Magnetic fluctuation and dominant superconducting pairing symmetry near the tunable Van Hove singularity

TL;DR

This study explores how magnetic fluctuations and the shape of the density of states near the Van Hove singularity influence superconducting pairing symmetries on a triangular lattice, revealing dominant f-wave pairing near the singularity.

Contribution

It demonstrates how tuning the next-nearest-neighbor hopping parameter affects magnetic correlations and pairing symmetries in the Hubbard model on a triangular lattice.

Findings

Ferromagnetic correlations are enhanced at higher U and β.

f-wave pairing dominates near the Van Hove singularity.

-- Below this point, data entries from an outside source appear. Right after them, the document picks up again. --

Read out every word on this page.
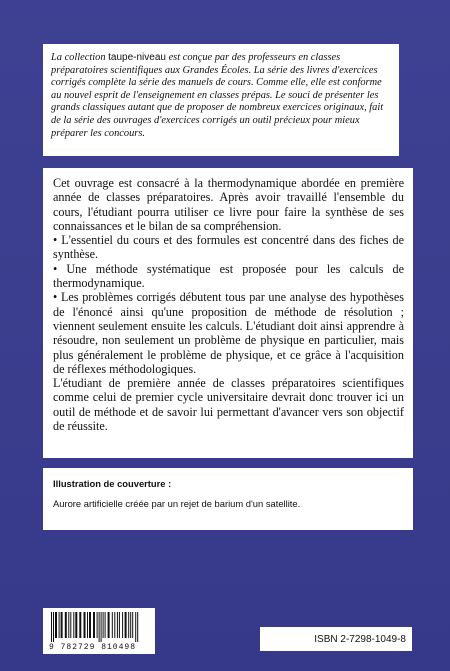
La collection taupe-niveau est conçue par des professeurs en classes préparatoires scientifiques aux Grandes Écoles. La série des livres d'exercices corrigés complète la série des manuels de cours. Comme elle, elle est conforme au nouvel esprit de l'enseignement en classes prépas. Le souci de présenter les grands classiques autant que de proposer de nombreux exercices originaux, fait de la série des ouvrages d'exercices corrigés un outil précieux pour mieux préparer les concours.

Cet ouvrage est consacré à la thermodynamique abordée en première année de classes préparatoires. Après avoir travaillé l'ensemble du cours, l'étudiant pourra utiliser ce livre pour faire la synthèse de ses connaissances et le bilan de sa compréhension.

• L'essentiel du cours et des formules est concentré dans des fiches de synthèse.

• Une méthode systématique est proposée pour les calculs de thermodynamique.

• Les problèmes corrigés débutent tous par une analyse des hypothèses de l'énoncé ainsi qu'une proposition de méthode de résolution ; viennent seulement ensuite les calculs. L'étudiant doit ainsi apprendre à résoudre, non seulement un problème de physique en particulier, mais plus généralement le problème de physique, et ce grâce à l'acquisition de réflexes méthodologiques.

L'étudiant de première année de classes préparatoires scientifiques comme celui de premier cycle universitaire devrait donc trouver ici un outil de méthode et de savoir lui permettant d'avancer vers son objectif de réussite.

Illustration de couverture :
Aurore artificielle créée par un rejet de barium d'un satellite.
9 782729 810498
ISBN 2-7298-1049-8
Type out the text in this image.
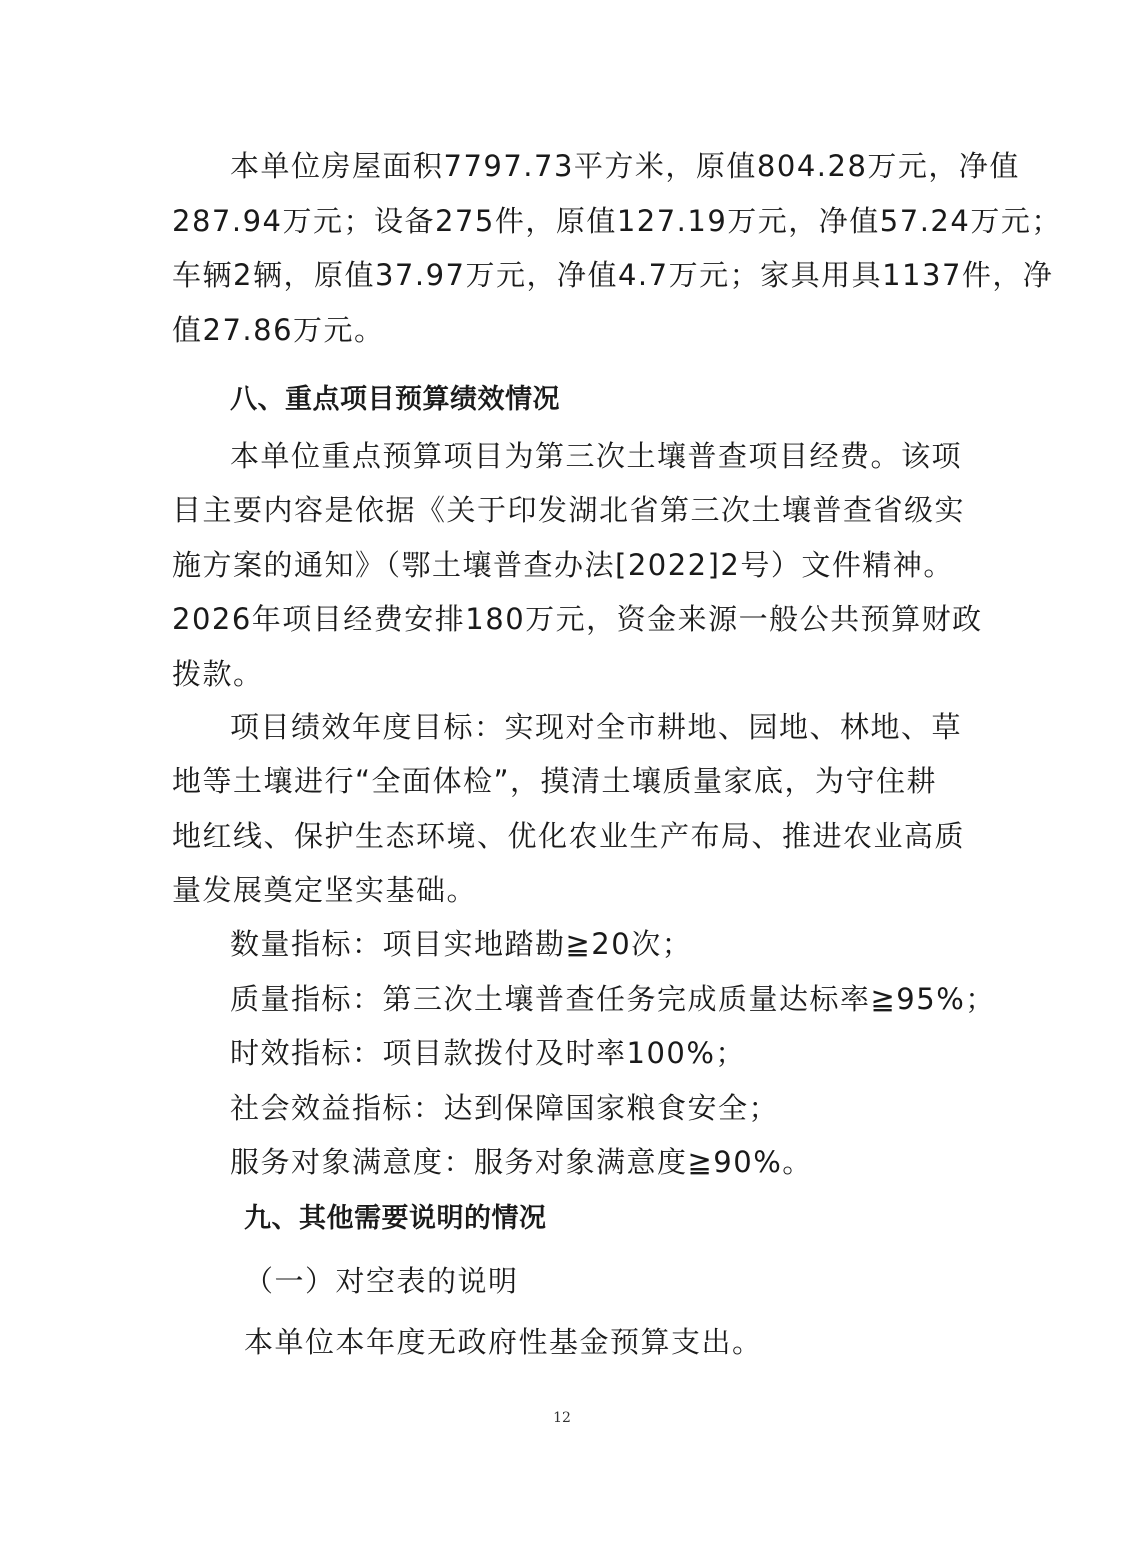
本单位房屋面积7797.73平方米，原值804.28万元，净值
287.94万元；设备275件，原值127.19万元，净值57.24万元；
车辆2辆，原值37.97万元，净值4.7万元；家具用具1137件，净
值27.86万元。
八、重点项目预算绩效情况
本单位重点预算项目为第三次土壤普查项目经费。该项
目主要内容是依据《关于印发湖北省第三次土壤普查省级实
施方案的通知》（鄂土壤普查办法[2022]2号）文件精神。
2026年项目经费安排180万元，资金来源一般公共预算财政
拨款。
项目绩效年度目标：实现对全市耕地、园地、林地、草
地等土壤进行“全面体检”，摸清土壤质量家底，为守住耕
地红线、保护生态环境、优化农业生产布局、推进农业高质
量发展奠定坚实基础。
数量指标：项目实地踏勘≧20次；
质量指标：第三次土壤普查任务完成质量达标率≧95%；
时效指标：项目款拨付及时率100%；
社会效益指标：达到保障国家粮食安全；
服务对象满意度：服务对象满意度≧90%。
九、其他需要说明的情况
（一）对空表的说明
本单位本年度无政府性基金预算支出。
12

Neither f-wave nor f_n-wave superconductivity is likely near half-filling.

Abstract

We have investigated the magnetism and pairing correlations of the triangular lattice based on the Hubbard model using the determinant quantum Monte Carlo method and the constrained path Monte Carlo. The results show that the presence of the next-nearest-neighbor hopping integral $t^{\prime}$ introduces an additional energy scale to the system, and through $t^{\prime}$, one can regulate the shape of the density of states and thus the position of the van Hove singularity point. Increasing inverse temperature $\beta$ and on-site interaction $U$ favor the formation of ferromagnetic correlation in a rather large filling region, and the calculations for different lattice sizes show that the range of the ferromagnetic correlations is smaller than the smallest lattice simulated at the investigated temperatures. We study the different pairing correlations of the triangular lattice near several typical fillings and show that the $f$-wave pairing dominates the system in the filling region near the van Hove singularity point with a high density of states, where the ferromagnetic correlation is also enhanced. When the filling is close to half-filling, the pairing susceptibility with $f$ wave is suppressed and the pairing susceptibility of $f_n$ wave is enhanced, however, both the effective pairing interaction with $f$ wave and $f_n$ wave are negative, which indicates that neither $f$-wave nor $f_n$-wave superconductivity may exist. Finally, we find that the pairing channel of different symmetry in the system maybe closely related to the magnetic properties. Ferromagnetic fluctuation favors the formation of $f$-wave pairing, while antiferromagnetic fluctuation tends to promote $f_n$-wave pairing.